Une politique climatique qui piétine

Sur le papier, le programme FRD soutient l’agenda climatique du gouvernement. La "contribution climat" est désormais inscrite au budget, un décret autorise l’accès des producteurs privés aux réseaux électriques, et un mécanisme automatique de tarification des carburants est envisagé. Mais dans un pays où moins de 45 % des zones rurales sont électrifiées, où les inondations périodiques détruisent les quartiers populaires sans réponse étatique structurée, ces annonces apparaissent comme hors-sol.

La mission a rappelé la nécessité de mesures compensatoires ciblées pour atténuer l’impact de la réforme des prix des carburants. Mais rien n’est dit sur la manière dont ces mesures seront financées ni exécutées.

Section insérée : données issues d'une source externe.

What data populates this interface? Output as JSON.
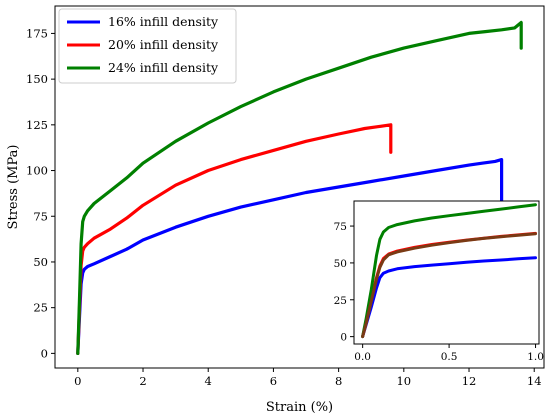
{
  "chart_data": [
    {
      "type": "line",
      "xlabel": "Strain (%)",
      "ylabel": "Stress (MPa)",
      "xlim": [
        -0.7,
        14.3
      ],
      "ylim": [
        -8,
        190
      ],
      "xticks": [
        "0",
        "2",
        "4",
        "6",
        "8",
        "10",
        "12",
        "14"
      ],
      "yticks": [
        "0",
        "25",
        "50",
        "75",
        "100",
        "125",
        "150",
        "175"
      ],
      "legend": "top-left",
      "grid": false,
      "series": [
        {
          "name": "16% infill density",
          "color": "#0000ff",
          "x": [
            0,
            0.05,
            0.1,
            0.15,
            0.2,
            0.3,
            0.5,
            1,
            1.5,
            2,
            3,
            4,
            5,
            6,
            7,
            8,
            9,
            10,
            11,
            12,
            12.4,
            12.8,
            13.0,
            13.0
          ],
          "y": [
            0,
            20,
            38,
            44,
            46,
            47.5,
            49,
            53,
            57,
            62,
            69,
            75,
            80,
            84,
            88,
            91,
            94,
            97,
            100,
            103,
            104,
            105,
            106,
            78
          ]
        },
        {
          "name": "20% infill density",
          "color": "#ff0000",
          "x": [
            0,
            0.05,
            0.1,
            0.15,
            0.2,
            0.3,
            0.5,
            1,
            1.5,
            2,
            3,
            4,
            5,
            6,
            7,
            8,
            8.8,
            9.2,
            9.6,
            9.6
          ],
          "y": [
            0,
            25,
            48,
            56,
            58,
            60,
            63,
            68,
            74,
            81,
            92,
            100,
            106,
            111,
            116,
            120,
            123,
            124,
            125,
            110
          ]
        },
        {
          "name": "24% infill density",
          "color": "#008000",
          "x": [
            0,
            0.05,
            0.1,
            0.15,
            0.2,
            0.3,
            0.5,
            1,
            1.5,
            2,
            3,
            4,
            5,
            6,
            7,
            8,
            9,
            10,
            11,
            12,
            12.5,
            13,
            13.4,
            13.6,
            13.6
          ],
          "y": [
            0,
            30,
            60,
            72,
            75,
            78,
            82,
            89,
            96,
            104,
            116,
            126,
            135,
            143,
            150,
            156,
            162,
            167,
            171,
            175,
            176,
            177,
            178,
            181,
            167
          ]
        }
      ]
    },
    {
      "type": "line",
      "xlabel": "",
      "ylabel": "",
      "xlim": [
        -0.05,
        1.02
      ],
      "ylim": [
        -5,
        92
      ],
      "xticks": [
        "0.0",
        "0.5",
        "1.0"
      ],
      "yticks": [
        "0",
        "25",
        "50",
        "75"
      ],
      "series": [
        {
          "color": "#0000ff",
          "x": [
            0,
            0.02,
            0.05,
            0.08,
            0.1,
            0.12,
            0.15,
            0.2,
            0.3,
            0.4,
            0.5,
            0.6,
            0.7,
            0.8,
            0.9,
            1.0
          ],
          "y": [
            0,
            8,
            20,
            33,
            40,
            43,
            44.5,
            46,
            47.5,
            48.5,
            49.5,
            50.5,
            51.3,
            52,
            52.8,
            53.5
          ]
        },
        {
          "color": "#ff0000",
          "x": [
            0,
            0.02,
            0.05,
            0.08,
            0.1,
            0.12,
            0.15,
            0.2,
            0.3,
            0.4,
            0.5,
            0.6,
            0.7,
            0.8,
            0.9,
            1.0
          ],
          "y": [
            0,
            9,
            25,
            40,
            48,
            53,
            56,
            58,
            60.5,
            62.5,
            64,
            65.5,
            66.8,
            68,
            69,
            70
          ]
        },
        {
          "color": "#008000",
          "x": [
            0,
            0.02,
            0.05,
            0.08,
            0.1,
            0.12,
            0.15,
            0.2,
            0.3,
            0.4,
            0.5,
            0.6,
            0.7,
            0.8,
            0.9,
            1.0
          ],
          "y": [
            0,
            12,
            32,
            55,
            66,
            71,
            74,
            76,
            78.5,
            80.5,
            82,
            83.5,
            85,
            86.5,
            88,
            89.5
          ]
        },
        {
          "color": "#7a3a14",
          "x": [
            0,
            0.02,
            0.05,
            0.08,
            0.1,
            0.12,
            0.15,
            0.2,
            0.3,
            0.4,
            0.5,
            0.6,
            0.7,
            0.8,
            0.9,
            1.0
          ],
          "y": [
            0,
            9,
            24,
            39,
            47,
            52,
            55.5,
            57.5,
            60,
            62,
            63.7,
            65.3,
            66.6,
            67.8,
            68.8,
            69.8
          ]
        }
      ]
    }
  ]
}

Une coopération technique ou politique ?

Le FMI affirme avoir eu des discussions « fructueuses » avec le Président Ghazouani, le Premier ministre Mokhtar Ould Diay, les ministres concernés et divers acteurs du secteur privé et de la société civile. Mais les critiques internes sont rarement entendues dans ces cadres très protocolaires. Plusieurs organisations de la société civile, non conviées aux réunions, dénoncent une opacité des négociations, où les priorités sociales sont systématiquement reléguées au second plan.

Et demain ?

L’accord du 9 mai n’est qu’un épisode de plus dans la dépendance structurelle de la Mauritanie vis-à-vis des financements extérieurs. Sans réformes effectives, sans inclusion réelle des acteurs locaux, sans transparence dans l’allocation des ressources, le pays court le risque d’un essoufflement durable dAe sa souveraineté économique.

Les Mauritaniens attendent moins de communiqués optimistes et davantage de résultats concrets dans leur quotidien. Tant que les réformes resteront cosmétiques, la croissance restera hors-sol, et la pauvreté bien réelle.